Was ursprünglich als Sorgerechtsstreit begann, wird zu einem regelrechten Agentenkrimi. In dem Prozess um Kindesentführung gegen Christina Block, Erbin der gleichnamigen Steakrestaurantkette, kommen immer mehr Details ans Licht. Sowohl ein ehemaliger Präsident des Bundesnachrichtendienstes (BND) als auch ein Exchef des israelischen Inlandsgeheimdienstes Schin Bet (hebräische Abkürzung für »Sicherheitsdienst«) könnten in den Fall verwickelt sein.
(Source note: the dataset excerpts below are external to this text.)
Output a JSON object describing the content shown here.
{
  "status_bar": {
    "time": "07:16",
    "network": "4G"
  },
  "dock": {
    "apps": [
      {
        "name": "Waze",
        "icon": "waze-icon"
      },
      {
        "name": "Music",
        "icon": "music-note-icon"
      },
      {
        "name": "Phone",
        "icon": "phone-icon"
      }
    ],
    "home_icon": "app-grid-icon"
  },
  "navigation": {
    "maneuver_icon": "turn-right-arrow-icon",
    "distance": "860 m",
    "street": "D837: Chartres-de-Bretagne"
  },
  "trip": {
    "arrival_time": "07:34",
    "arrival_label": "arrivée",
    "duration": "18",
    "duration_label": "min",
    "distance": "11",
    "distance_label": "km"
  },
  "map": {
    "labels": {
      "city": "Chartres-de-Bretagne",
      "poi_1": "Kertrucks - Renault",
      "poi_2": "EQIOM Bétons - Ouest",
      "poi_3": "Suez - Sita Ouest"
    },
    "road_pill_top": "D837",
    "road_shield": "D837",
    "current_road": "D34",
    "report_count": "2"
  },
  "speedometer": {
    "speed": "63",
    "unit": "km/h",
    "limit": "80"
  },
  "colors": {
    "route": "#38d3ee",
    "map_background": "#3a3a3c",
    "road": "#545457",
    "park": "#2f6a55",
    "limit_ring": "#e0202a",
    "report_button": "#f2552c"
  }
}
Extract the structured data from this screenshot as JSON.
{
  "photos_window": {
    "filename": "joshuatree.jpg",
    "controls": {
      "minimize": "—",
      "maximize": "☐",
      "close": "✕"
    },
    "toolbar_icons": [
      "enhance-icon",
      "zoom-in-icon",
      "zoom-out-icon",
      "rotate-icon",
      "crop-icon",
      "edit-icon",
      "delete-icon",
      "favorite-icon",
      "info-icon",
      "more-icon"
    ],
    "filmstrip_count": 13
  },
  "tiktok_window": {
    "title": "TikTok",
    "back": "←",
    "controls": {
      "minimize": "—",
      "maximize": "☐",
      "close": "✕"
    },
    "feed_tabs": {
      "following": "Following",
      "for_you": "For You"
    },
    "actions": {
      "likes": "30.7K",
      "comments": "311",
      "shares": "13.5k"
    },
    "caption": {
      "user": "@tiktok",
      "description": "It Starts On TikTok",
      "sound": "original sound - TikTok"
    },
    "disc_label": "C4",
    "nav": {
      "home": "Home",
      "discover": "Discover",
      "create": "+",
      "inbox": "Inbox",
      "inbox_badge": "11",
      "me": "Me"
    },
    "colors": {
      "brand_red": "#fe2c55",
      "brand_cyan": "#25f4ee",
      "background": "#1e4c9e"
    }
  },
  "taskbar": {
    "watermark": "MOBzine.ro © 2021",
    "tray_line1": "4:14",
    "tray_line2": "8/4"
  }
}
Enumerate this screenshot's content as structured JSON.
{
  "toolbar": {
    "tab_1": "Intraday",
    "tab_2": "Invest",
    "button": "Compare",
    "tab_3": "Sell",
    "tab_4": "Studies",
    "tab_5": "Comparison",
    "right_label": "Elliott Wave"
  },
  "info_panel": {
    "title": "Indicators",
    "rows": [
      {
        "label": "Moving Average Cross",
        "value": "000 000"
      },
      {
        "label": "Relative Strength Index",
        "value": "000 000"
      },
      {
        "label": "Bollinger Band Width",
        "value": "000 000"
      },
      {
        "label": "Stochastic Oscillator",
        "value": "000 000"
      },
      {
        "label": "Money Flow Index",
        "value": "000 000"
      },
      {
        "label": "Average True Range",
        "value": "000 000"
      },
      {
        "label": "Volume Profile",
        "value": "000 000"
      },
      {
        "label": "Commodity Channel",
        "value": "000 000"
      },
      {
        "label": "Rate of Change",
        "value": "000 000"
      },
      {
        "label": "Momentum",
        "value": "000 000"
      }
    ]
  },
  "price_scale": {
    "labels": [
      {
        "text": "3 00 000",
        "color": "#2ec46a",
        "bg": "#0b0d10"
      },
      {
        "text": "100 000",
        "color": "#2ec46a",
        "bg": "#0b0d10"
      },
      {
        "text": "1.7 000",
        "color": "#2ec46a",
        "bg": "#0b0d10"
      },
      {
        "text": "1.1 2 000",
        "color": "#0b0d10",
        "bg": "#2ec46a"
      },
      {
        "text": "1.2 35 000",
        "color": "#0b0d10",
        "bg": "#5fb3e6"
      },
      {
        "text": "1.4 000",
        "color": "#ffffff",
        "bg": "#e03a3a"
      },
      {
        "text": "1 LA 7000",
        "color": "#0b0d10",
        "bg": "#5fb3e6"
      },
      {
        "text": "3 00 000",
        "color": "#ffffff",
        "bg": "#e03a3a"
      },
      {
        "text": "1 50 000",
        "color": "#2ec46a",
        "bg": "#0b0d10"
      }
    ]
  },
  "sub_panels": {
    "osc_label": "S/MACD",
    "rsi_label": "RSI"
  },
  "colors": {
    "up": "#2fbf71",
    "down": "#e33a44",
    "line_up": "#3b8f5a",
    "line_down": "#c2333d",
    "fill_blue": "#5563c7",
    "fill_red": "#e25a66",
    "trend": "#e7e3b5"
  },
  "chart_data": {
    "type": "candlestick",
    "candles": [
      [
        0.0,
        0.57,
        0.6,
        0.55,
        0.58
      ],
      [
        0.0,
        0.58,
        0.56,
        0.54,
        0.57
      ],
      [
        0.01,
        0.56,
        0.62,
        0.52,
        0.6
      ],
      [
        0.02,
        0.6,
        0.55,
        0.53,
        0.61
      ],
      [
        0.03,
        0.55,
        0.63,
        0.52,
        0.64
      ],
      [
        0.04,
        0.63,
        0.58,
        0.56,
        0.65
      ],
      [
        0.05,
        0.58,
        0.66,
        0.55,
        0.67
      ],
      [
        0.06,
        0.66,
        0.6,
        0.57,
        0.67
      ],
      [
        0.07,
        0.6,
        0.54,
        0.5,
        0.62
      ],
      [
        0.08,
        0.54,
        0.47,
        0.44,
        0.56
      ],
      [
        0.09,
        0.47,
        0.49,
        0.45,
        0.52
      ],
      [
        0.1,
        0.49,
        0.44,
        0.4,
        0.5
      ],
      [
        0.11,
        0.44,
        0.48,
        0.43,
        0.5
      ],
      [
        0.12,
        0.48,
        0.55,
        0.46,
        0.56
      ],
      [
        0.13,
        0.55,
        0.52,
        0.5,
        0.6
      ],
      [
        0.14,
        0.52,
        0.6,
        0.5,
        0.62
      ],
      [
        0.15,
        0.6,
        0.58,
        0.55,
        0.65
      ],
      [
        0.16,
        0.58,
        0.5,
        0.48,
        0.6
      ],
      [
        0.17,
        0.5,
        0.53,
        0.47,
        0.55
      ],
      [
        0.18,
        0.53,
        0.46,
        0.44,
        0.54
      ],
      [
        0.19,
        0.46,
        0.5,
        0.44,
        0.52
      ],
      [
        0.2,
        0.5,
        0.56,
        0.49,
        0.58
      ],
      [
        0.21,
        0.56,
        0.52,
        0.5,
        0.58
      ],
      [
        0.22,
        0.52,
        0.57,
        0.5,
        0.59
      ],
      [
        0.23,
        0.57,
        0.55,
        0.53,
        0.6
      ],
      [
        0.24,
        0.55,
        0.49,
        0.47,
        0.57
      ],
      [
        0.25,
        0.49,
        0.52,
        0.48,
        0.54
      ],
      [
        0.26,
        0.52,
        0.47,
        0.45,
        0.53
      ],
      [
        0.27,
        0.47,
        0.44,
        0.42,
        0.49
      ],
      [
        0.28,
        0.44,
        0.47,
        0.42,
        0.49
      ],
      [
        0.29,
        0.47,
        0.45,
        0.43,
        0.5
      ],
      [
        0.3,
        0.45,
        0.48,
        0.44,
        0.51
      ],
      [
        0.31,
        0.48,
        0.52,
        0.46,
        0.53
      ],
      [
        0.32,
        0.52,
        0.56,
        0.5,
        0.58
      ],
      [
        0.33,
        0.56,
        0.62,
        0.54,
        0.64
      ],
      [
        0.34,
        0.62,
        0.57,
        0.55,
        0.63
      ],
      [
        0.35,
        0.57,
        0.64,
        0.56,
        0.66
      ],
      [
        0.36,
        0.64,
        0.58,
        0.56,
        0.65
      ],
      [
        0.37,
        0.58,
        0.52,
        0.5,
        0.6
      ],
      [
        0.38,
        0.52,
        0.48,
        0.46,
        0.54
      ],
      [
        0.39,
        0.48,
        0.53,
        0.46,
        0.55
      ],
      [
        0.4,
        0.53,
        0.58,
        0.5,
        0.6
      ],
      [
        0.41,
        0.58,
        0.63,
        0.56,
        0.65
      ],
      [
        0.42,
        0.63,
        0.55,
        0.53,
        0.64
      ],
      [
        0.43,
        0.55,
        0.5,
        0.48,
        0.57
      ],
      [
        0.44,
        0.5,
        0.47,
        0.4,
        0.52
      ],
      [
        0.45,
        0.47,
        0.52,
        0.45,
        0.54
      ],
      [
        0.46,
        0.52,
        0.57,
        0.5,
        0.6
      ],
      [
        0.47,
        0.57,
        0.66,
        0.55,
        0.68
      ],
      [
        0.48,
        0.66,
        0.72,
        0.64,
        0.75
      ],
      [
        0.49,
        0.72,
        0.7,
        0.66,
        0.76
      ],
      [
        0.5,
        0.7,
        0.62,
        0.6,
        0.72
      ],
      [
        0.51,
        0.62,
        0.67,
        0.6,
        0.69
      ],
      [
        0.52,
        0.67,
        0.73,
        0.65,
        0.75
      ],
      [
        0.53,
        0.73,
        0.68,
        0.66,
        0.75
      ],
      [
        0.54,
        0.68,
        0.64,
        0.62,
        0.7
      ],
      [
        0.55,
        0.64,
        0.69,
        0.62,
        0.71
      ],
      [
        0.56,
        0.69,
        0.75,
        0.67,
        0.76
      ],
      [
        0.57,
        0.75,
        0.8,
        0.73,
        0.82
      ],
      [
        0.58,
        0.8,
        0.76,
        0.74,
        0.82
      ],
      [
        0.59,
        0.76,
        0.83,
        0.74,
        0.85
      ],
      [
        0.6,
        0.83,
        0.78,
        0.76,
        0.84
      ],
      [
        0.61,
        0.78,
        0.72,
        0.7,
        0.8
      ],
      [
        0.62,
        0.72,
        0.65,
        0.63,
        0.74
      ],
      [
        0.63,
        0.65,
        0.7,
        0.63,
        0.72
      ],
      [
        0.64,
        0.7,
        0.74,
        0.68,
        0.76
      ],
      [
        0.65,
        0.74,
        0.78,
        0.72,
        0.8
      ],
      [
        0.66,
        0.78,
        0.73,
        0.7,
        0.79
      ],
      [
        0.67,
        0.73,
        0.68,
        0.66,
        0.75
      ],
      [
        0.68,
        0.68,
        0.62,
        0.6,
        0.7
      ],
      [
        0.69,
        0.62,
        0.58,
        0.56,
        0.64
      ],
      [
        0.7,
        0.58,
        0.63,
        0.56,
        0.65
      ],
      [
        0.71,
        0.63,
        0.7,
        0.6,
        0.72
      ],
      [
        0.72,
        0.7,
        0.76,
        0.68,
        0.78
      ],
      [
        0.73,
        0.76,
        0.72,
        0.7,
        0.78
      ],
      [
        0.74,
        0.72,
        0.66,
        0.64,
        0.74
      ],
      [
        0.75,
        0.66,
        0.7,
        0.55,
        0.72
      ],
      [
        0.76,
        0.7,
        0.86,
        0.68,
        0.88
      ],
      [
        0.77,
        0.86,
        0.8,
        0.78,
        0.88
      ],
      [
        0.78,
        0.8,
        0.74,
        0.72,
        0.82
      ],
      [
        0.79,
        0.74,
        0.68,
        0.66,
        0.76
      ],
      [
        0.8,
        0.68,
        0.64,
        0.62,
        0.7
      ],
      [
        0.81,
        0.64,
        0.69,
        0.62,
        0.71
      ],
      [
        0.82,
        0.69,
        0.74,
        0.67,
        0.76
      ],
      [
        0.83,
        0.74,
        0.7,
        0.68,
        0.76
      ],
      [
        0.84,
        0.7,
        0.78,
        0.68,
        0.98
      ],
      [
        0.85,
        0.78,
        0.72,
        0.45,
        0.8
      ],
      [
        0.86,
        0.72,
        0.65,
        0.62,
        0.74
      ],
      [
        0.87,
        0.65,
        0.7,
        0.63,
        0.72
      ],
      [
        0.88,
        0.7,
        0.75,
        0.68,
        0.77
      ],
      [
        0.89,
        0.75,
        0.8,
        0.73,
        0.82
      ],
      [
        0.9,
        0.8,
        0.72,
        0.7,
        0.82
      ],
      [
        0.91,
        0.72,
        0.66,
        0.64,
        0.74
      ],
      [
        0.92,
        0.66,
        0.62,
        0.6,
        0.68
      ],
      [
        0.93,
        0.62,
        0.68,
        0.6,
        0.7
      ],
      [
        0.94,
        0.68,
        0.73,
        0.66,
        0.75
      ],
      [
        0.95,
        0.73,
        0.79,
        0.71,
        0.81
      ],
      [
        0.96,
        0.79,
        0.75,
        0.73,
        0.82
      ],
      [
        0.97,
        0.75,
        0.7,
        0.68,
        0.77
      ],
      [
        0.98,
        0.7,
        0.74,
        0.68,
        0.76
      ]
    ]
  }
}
Am Dienstag hat die Polizei deutschlandweit mehrere Privatadressen und Büros der Hamburger Sicherheitsfirma System 360 durchsucht, in deren Aufsichtsrat der Expräsident des BND, August Hanning, sitzt.

Hanning leitete den deutschen Auslandsgeheimdienst von 1996 bis 2005. Die Hamburger Staatsanwaltschaft teilte am Dienstag mit, dass sie ihn und einen pensionierten Beamten des Landeskriminalamts verdächtigt, bereits 2022 einen Auftrag von Christina Block zur Entziehung ihrer Kinder aus der Obhut des Vaters angenommen und dafür mehr als 100.000 Euro kassiert zu haben. Das Vorhaben scheiterte allerdings, »weil der Kindesvater rechtzeitig verdächtige Personen an seinem Wohnhaus bemerkt und die dänische Polizei informiert hatte«, teilte die Staatsanwaltschaft mit. Aber auch eine Beteiligung Hannings am zweiten, letztlich erfolgreichen Entführungsversuch wollte die Justizbehörde am Dienstag nicht ausschließen.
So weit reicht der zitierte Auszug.